A patient who has capacity, as in the previously mentioned case, should first be given an opportunity to understand her medical circumstances and the anticipated outcomes. If the patient chooses not to have ECMO withdrawn, her decision should be respected based on the ethical principles outlined previously, even when there are serious issues of resource utilization. Although the bridge to nowhere scenario is not unique to ECMO, it is a particularly challenging dilemma when using this advanced form of life support in patients with preserved capacity.

When a patient lacks capacity and her wishes regarding end-of-life care are unknown, the decision regarding the continuation of life support with ECMO rests with the patient’s surrogate decision-maker and her physicians. In such cases, the patient’s physicians should meet with the surrogate and communicate as accurately as possible what the prognosis and options are, seek his or her understanding, and help reach a decision together regarding what is perceived to be in the patient’s best interests. There is no moral dilemma or ethical ambiguity when the surrogate and physician agree on withdrawal of ECMO, paralleling the rationale for withholding ECMO therapy.

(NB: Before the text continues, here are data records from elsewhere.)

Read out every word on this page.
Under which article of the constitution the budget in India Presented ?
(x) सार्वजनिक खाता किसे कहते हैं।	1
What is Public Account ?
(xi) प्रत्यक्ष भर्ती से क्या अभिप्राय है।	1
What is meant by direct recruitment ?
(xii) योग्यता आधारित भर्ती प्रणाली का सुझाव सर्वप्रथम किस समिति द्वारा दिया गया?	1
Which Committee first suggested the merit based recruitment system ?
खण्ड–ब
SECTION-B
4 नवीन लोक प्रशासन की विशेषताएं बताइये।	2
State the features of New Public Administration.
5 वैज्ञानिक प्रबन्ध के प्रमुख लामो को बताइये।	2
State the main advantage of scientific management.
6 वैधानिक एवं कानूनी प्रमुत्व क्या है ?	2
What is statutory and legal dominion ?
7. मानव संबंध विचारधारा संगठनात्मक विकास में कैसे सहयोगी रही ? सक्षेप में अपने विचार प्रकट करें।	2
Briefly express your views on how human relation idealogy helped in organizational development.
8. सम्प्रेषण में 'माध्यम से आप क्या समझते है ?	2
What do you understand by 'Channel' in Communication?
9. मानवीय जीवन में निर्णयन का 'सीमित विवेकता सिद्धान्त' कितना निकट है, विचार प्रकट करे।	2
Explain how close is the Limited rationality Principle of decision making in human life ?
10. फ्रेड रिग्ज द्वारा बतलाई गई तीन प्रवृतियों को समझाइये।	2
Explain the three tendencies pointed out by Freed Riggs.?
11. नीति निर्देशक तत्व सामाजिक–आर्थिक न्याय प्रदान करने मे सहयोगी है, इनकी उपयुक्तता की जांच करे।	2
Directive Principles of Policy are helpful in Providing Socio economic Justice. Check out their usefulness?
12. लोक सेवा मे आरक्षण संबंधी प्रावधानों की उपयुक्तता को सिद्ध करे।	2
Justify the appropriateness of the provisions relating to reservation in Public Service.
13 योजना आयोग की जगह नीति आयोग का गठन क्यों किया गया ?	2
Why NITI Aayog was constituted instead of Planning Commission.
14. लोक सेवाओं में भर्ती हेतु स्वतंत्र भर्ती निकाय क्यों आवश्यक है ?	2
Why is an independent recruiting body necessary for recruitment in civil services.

However, there are ethical reasons to distinguish between withdrawal of ECMO against the wishes of a sentient patient and, when a patient is not alert, withdrawal against the wishes of a surrogate. The primary ethical obligation of a physician is to his or her patient and not to surrogates. In a situation in which a resource-intensive technology is merely prolonging the dying process rather than accomplishing any therapeutic goal for the patient, a strong case can be made to discontinue the intervention, with appropriate concessions of timing to the surrogates. There is no issue of emotional or physical patient suffering in that case and it is even possible, if not probable, that the patient would not want his or her life prolonged in such circumstances. This is a situation that could reasonably be called one of medical futility, in that the goals for which ECMO was initiated cannot be achieved, and this resource-intensive technology is prolonging the dying process.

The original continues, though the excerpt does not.